Marshall (1920, 650 n.2) also notes the unhelpfulness of Bohm-Bawerk's   
criticisms when he writes: " ... there is no reason to believe that the   
accounts which Prof. Bohm-Bawerk has given of the 'naive productivity   
theories,' the 'use theories' etc. of capital and interest would have   
been accepted by the older writers themselves as well-balanced and   
complete presentations of their several propositions.  Nor does he seem   
to have succeeded in finding a definition [of capital] that is clear and   
consistent."  It was this tradition of capital theory that Knight wrote   
against Hayek.  
  
Gaffney also asserts that "When Keynes rushed into the vacuum left by   
the acapitalistic theories of Clark and Knight he faced an analytically   
analogous problem with his multiplier, dragging out over time."  No so.    
Keynes (1936) sided with Knight's arguments against the Hayek and   
Bohm-Bawerkian claims, although he still used the Austrian definition of   
'capita' as capital goods, a definition firmly now entrenched in modern   
macroeconomics.   In any case, bringing in Keynes's multiplier argument   
here is merely a wasteful diversion.  The fund concept of capital was   
contained in the works of Marshall, Pigou, Knight, and Robertson, at   
least before the 1950s.  Wicksell, who was trying to find common ground   
between classical and Austrian theories of interest ended up with more   
confusion than clarity.  Note, for example, his various attempts to   
define the natural rate of interest in his Interest and Prices (1898)   
through the Lectures on Political Economy (1906).  
  
In short, Robins should have done a better job of restating the   
classical principles rather than to claimed what Gaffney attributes to   
him: "From 1870-1920, 'much of the economics was . an economic theory of   
acapitalistic production.

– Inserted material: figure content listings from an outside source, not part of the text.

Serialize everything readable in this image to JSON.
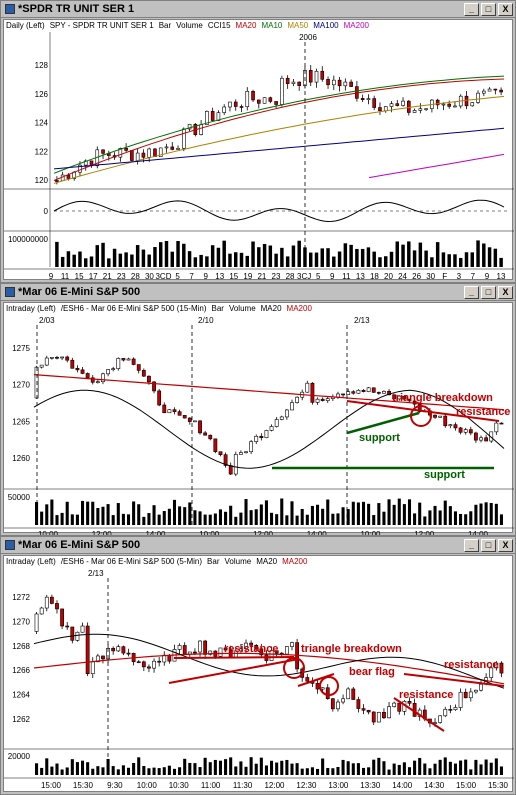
{
  "windows": [
    {
      "title": "*SPDR TR UNIT SER 1",
      "header": [
        "Daily (Left)",
        "SPY - SPDR TR UNIT SER 1",
        "Bar",
        "Volume",
        "CCI15",
        "MA20",
        "MA10",
        "MA50",
        "MA100",
        "MA200"
      ],
      "header_colors": [
        "#000",
        "#000",
        "#000",
        "#000",
        "#000",
        "#c00000",
        "#007000",
        "#b08000",
        "#000080",
        "#c000c0"
      ],
      "marker": "2006",
      "y_ticks": [
        "128",
        "126",
        "124",
        "122",
        "120"
      ],
      "cci_tick": "0",
      "vol_tick": "100000000",
      "x_ticks": [
        "9",
        "11",
        "15",
        "17",
        "21",
        "23",
        "28",
        "30",
        "3CD",
        "5",
        "7",
        "9",
        "13",
        "15",
        "19",
        "21",
        "23",
        "28",
        "3CJ",
        "5",
        "9",
        "11",
        "13",
        "18",
        "20",
        "24",
        "26",
        "30",
        "F",
        "3",
        "7",
        "9",
        "13"
      ]
    },
    {
      "title": "*Mar 06  E-Mini S&P 500",
      "header": [
        "Intraday (Left)",
        "/ESH6 - Mar 06  E-Mini S&P 500 (15-Min)",
        "Bar",
        "Volume",
        "MA20",
        "MA200"
      ],
      "header_colors": [
        "#000",
        "#000",
        "#000",
        "#000",
        "#000",
        "#c00000"
      ],
      "date_labels": [
        "2/03",
        "2/10",
        "2/13"
      ],
      "y_ticks": [
        "1275",
        "1270",
        "1265",
        "1260"
      ],
      "vol_tick": "50000",
      "x_ticks": [
        "10:00",
        "12:00",
        "14:00",
        "10:00",
        "12:00",
        "14:00",
        "10:00",
        "12:00",
        "14:00"
      ],
      "annotations": [
        "triangle breakdown",
        "resistance",
        "support",
        "support"
      ]
    },
    {
      "title": "*Mar 06  E-Mini S&P 500",
      "header": [
        "Intraday (Left)",
        "/ESH6 - Mar 06  E-Mini S&P 500 (5-Min)",
        "Bar",
        "Volume",
        "MA20",
        "MA200"
      ],
      "header_colors": [
        "#000",
        "#000",
        "#000",
        "#000",
        "#000",
        "#c00000"
      ],
      "date_labels": [
        "2/13"
      ],
      "y_ticks": [
        "1272",
        "1270",
        "1268",
        "1266",
        "1264",
        "1262"
      ],
      "vol_tick": "20000",
      "x_ticks": [
        "15:00",
        "15:30",
        "9:30",
        "10:00",
        "10:30",
        "11:00",
        "11:30",
        "12:00",
        "12:30",
        "13:00",
        "13:30",
        "14:00",
        "14:30",
        "15:00",
        "15:30"
      ],
      "annotations": [
        "resistance",
        "triangle breakdown",
        "bear flag",
        "resistance",
        "resistance"
      ]
    }
  ],
  "buttons": {
    "minimize": "_",
    "maximize": "□",
    "close": "X"
  },
  "colors": {
    "up": "#000000",
    "down": "#c00000",
    "ma20": "#c00000",
    "ma10": "#007000",
    "ma50": "#b08000",
    "ma100": "#000080",
    "ma200": "#c000c0",
    "annot": "#c00000",
    "support": "#006000"
  }
}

Considerations of capital theory proper .   
simply disappear from the picture' (Robbins, 1934)".  We still can go   
back to the classics and recover their insights that got badly distorted   
during the 1930s and carried on into the 20th century.  Reference,   
"Austrian Capital Theory: Help or Hindrance?" Journal of the History of   
Economic Thought (1997, 261-85) or Chapter 6 in Classical   
Macroeconomics: Some Modern Variations and Distortions (Routledge 2003).  
  
I hope Gaffney makes some serious attempts to check the relevant   
literature before putting out his views.